Random Story Idea! · 2:37am Nov 30th, 2015
Don't ask me how, don't ask me why, but today an idea popped into my head and I decided to just run with it.
"Where There's Smoke…" (a.k.a., "Spike Is Stuck In A Youtube Poop World")
I guess it came about because my outlining for "Lum the Invader Pony" (a.k.a. "Urusei Yatsura meets MLP") isn't going very well. I'm having more trouble than I expected making the crossover concept interesting. With what I've got, I can easily take it to 1000 words, but I don't know if the story can meet my rather high personal standards.

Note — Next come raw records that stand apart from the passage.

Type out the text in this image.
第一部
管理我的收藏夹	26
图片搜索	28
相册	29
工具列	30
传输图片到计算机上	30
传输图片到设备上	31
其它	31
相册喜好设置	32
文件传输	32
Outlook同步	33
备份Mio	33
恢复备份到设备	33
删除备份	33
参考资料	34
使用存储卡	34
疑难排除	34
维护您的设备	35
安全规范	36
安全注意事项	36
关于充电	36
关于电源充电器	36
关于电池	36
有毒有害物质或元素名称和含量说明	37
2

Regarding "When There's Smoke...", although I plan to finish it, I don't know if I'll actually post it here, much less make it public. It'll probably be the only "M"-rated fic I'll ever write. Here's a taste:
…Twilight frantically queried, "Got any problems, troubles, or conundrums or any other sort of problems, troubles or conundrums that I as a gooooooood friend could help you solve??" She smiled expectantly. Spike realized he'd had a conversation like this with her before. He did not, however, recall Twilight putting that much emphasis on 'good', nor her voice inexplicably sounding of helium when she did so.
"Uh…I got nothin'," he replied. Twilight's expression immediately turned crestfallen. So much so, in fact, that Spike momentarily wondered if she might shatter from sheer sad. Two seconds later, Twilight did exactly that, her form breaking into four hundred twenty-seven pieces, leaving a pile of glassy unicorn shards in a pile on the floor.
Mildly concerned – perhaps he should have been more so, but he'd seen Twilight perform much stranger magic – he made his way downstairs, only to find Pinkie Pie already in the library, staring at a random bookshelf.
"Oh, hi Pinkie," Spike said as nicely as he could. Pinkie, however, ignored him. She was engrossed in the books on the shelf, most of which were reference materials.
"Ref-ref-ref-ref. Ref. Ref. Ref-ref. Ref-ref-ref," Pinkie said to the books. Spike looked around, unsure how to react. Pinkie continued: "Ref-ref. Ref-ref. Ref. Ref-ref-ref."
This went on for about fifteen minutes. At that point, Pinkie lifted off the ground despite her lack of wings (or any movement at all) and floated out the nearest window. …
Please let me know what you think. I'd really love some feedback on this idea, because I'm concerned that, given my writing style, it might come off too boring.